Abundances of keystone genes confer superior performance in hyperthermophilic composting

Abstract Large amounts of organic solid waste (OSW) originating from anthropogenic activities have imposed enormous pressure on the environment and human health. Hyperthermophilic composting (hTC) exhibits superior performance in OSW disposal by providing advantages such as improved composting temperature, nitrogen conservation (NC), nitrous oxide mitigation and germination index (GI) over conventional thermophilic composting (cTC).
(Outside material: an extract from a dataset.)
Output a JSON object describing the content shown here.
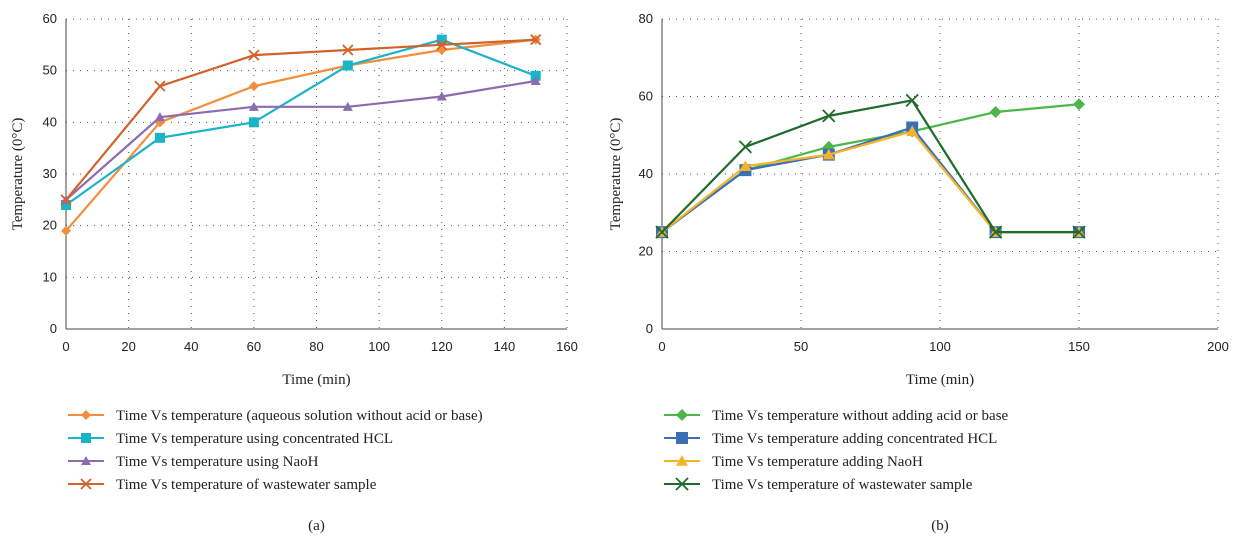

However, microbial communities have a central role in driving composting performance by mediating OSW component transformation, and it remains unclear how hTC communities drive improved performance. This study used GeoChip coupled with high-throughput sequencing data to investigate the variations in carbon (C)-degrading and nitrogen (N)-cycling genes and microbial communities and their linkages with performance indices in hTC and cTC, aiming to identify the keystone biotic drivers for the improved performance. The results indicated significant differences in the composition and structure profiles of the functional genes between the hTC and cTC treatments. 18 of 45 C-degrading genes exhibited significantly higher relative abundances during the hyperthermophilic phase in hTC (day 5) than in cTC. By comparison, 12 of 16 N-cycling genes showed significantly lower relative abundances in hTC than in cTC. These differences between hTC and cTC remained as the composting process proceeded but with a narrowed downward trend. These significantly shifted genes were the keystone genes dominating the improved performance of hTC, as indicated by a random forest model. Multiple statistical analyses suggested that the abundances of keystone genes continued to dominantly drive the improved performance after multiple biotic drivers were simultaneously considered in hTC. This study provides evidence that the abundance of keystone genes potentially plays a pivotal role in improving composting performance in hTC.